Following a formal internal disciplinary inquiry, Bharati College officially terminated Kilsen’s teaching services in October 2024. The crisis intensified shortly after her termination when one of the primary accused reached out to her with a predatory proposition. The individual allegedly demanded a massive extortion payment of ₹25 lakh to “settle” the matter with senior university administrators, promising that the financial exchange would suppress the internal investigation, clear her record, and restore her academic position.
Court Rejection of Civil Claims and Next Steps
When Kilsen originally approached local law enforcement, the police department filed an action taken report that categorized the incident as a straightforward contractual or monetary dispute, advising against criminal intervention. Magistrate Katariya strongly rejected this characterization, emphasizing that the execution of a multi-layered deception campaign requires specialized police tools to uncover. The court noted that crucial elements can only be achieved through a formal state police infrastructure:
“What makes an act criminally liable is the presence of a fraudulent intention behind it.
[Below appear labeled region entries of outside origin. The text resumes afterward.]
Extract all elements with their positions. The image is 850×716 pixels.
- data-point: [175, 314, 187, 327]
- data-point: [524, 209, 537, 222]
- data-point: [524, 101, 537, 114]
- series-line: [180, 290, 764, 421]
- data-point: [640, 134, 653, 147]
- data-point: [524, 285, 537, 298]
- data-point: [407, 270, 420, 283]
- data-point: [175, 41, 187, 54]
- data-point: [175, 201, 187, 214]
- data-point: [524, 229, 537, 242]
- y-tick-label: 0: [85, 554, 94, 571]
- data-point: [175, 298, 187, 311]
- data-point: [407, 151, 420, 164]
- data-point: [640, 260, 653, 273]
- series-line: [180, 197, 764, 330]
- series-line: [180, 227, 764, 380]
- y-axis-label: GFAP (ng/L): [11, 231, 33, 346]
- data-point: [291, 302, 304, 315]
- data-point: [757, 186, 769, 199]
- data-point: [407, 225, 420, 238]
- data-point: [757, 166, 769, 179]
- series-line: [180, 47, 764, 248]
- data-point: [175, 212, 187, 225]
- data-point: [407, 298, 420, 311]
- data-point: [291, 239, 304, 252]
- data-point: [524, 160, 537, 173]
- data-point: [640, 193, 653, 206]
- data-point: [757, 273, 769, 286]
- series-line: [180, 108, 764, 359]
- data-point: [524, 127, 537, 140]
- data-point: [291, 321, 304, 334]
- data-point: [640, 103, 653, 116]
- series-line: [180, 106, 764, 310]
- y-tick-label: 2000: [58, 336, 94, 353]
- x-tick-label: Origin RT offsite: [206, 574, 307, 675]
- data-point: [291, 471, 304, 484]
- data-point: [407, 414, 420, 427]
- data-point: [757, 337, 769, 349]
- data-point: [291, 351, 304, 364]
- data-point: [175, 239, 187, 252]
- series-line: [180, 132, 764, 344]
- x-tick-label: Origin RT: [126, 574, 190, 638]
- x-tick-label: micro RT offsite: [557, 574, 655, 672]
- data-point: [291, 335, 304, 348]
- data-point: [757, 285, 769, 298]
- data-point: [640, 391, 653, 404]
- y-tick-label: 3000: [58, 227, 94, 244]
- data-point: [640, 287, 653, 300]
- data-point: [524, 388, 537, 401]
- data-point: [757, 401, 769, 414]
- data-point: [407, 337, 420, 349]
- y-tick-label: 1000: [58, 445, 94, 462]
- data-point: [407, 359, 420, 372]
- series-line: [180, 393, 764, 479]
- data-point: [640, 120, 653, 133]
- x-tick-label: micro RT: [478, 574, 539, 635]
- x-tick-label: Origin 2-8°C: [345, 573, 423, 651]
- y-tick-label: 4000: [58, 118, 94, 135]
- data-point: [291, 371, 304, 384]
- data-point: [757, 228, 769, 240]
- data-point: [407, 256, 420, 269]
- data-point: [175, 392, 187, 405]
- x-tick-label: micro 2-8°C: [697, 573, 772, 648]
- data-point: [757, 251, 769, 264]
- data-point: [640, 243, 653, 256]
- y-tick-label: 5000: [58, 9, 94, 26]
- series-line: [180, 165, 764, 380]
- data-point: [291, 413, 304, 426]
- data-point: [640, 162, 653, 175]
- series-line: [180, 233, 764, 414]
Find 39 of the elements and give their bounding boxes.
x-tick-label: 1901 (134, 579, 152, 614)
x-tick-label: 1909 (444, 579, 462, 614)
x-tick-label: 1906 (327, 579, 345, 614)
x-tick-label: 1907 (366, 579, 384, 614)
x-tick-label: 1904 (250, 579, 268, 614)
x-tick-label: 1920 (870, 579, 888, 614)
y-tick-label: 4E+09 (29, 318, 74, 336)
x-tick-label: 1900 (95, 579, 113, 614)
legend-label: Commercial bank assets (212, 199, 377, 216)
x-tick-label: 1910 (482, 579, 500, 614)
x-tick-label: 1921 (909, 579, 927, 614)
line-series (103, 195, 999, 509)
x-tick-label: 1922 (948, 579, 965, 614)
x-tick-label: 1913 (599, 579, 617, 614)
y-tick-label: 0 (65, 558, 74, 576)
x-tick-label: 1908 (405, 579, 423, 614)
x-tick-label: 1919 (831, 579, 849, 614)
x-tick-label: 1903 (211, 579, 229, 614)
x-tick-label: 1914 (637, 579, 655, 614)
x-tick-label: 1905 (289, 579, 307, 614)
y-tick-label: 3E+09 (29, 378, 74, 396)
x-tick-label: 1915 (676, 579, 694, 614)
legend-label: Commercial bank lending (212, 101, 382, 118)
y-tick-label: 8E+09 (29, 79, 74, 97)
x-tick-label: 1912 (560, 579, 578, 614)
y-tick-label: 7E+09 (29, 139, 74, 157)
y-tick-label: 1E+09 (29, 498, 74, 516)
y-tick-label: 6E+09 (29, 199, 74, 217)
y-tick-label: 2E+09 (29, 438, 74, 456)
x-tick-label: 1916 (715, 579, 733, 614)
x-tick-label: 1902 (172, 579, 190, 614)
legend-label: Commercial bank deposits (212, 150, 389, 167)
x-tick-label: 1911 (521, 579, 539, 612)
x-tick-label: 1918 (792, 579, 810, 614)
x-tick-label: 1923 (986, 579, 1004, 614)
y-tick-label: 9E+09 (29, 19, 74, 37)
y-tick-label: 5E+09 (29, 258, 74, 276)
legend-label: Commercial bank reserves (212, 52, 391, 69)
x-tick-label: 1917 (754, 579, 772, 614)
In this case, such an intention appears evident from the very outset. The alleged making of a false document points to a dishonest and fraudulent state of mind on the part of all three accused.”
The court further directed investigators to expand the scope of the probe to determine if the accused were operating an organized, large-scale racket targeting other desperate academic job seekers across the state. However, the court balanced the decree by clarifying that the order to file an FIR does not serve as an automatic mandate for immediate arrest. The investigative team has been instructed to act strictly in line with statutory provisions and the established guidelines laid down by the Supreme Court governing arrest procedures.